Did you notice my view of God? I assumed God looks at me as Dad did. I felt the same expectation from God I felt from Dad. The same disappointment if I blew it. The lies I believed altered my view of everything. Especially God, Dad and myself.
All I saw in me is what I’m not. Unable to appreciate who I am. How could I when I measure who I am by what I do and what I do isn't good enough? This is who I saw in the mirror. A boy who just can't 'get it right'. A disappointment. A failure.
So how did I get this view of me? How did my lenses get so distorted? Reasons vary for all of us. But here's the one that affects me most. I’ve already hinted at it.
If someone important to me, who I love and respect, shames, ignores or rejects me, I’ll likely question my worth. And the younger I am, the more likely I’ll believe them. I’ll look at me in the same way I think they do. Perhaps for the rest of my life.

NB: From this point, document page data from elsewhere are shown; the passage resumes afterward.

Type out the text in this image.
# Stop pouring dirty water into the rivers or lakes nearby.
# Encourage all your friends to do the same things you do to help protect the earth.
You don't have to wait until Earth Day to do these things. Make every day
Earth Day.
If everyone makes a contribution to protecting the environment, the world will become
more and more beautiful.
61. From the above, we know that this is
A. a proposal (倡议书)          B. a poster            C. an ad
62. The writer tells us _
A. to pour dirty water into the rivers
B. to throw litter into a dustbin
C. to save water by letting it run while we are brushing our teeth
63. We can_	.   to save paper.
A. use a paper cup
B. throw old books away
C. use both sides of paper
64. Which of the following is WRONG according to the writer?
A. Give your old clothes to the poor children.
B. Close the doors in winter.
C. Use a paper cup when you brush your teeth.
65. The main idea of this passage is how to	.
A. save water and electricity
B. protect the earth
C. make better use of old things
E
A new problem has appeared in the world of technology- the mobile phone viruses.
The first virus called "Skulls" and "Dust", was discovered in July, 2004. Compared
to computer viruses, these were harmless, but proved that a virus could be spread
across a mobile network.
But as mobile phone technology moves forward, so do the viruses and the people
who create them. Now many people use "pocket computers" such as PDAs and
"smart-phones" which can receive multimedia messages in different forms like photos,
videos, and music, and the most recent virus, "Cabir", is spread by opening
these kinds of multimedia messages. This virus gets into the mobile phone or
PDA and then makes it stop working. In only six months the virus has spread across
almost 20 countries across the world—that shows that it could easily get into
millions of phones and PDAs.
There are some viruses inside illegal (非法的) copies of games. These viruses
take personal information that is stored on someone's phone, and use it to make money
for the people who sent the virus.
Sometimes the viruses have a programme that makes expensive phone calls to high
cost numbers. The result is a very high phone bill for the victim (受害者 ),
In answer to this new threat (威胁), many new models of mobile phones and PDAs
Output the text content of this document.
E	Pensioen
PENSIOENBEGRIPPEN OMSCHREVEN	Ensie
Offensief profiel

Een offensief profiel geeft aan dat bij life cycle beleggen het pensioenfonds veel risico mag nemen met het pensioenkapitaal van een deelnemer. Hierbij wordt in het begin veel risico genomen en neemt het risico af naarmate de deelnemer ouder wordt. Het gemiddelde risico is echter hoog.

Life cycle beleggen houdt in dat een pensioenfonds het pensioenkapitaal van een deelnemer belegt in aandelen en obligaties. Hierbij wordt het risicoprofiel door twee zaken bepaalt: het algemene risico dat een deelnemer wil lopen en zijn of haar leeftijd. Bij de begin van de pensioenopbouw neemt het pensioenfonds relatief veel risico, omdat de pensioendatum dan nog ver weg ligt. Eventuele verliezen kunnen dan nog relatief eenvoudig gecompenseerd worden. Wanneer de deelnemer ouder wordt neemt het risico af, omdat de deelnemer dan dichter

Unless someone else shows up who sees me differently. If I find them trustworthy, their view of me is one thing that can make me question mine. They expose the lies of my accuser. And show me the real me. The me God sees when He sees me.
This is my story. Someone who matters a lot to me convinced me I matter to them.
A story I'll share in the next post. Along with a sweet ending to my wrench story. I'd like to say I believed the truth once I heard it. But I didn't. Truth is hard to hold on to if it doesn’t feel true. Like a compliment on the day you feel least beautiful.
Let me close by telling the end of the story before you hear it. It doesn’t end with Super Saint leaving a phone booth. Without any weakness. Immune to kryptonite. My weaknesses are still alive and well. I still can’t find the right wrench. But it's OK. It's not what matters. To God or me. I've never felt so weak yet never felt so loved.
I still ask 'Will I always be this way?' The answer's still 'Yes'. He still hasn’t ‘fixed’ my 'issues'. But He's shown me they don't define me, nor change His view of me. And His unchanging view is what's changing mine. I still don’t like being weak. Yet I'm glad I am. My weak spot is where I usually meet Him and where I feel most loved.
It's as if He's trying to show me that our 'kiss still works'.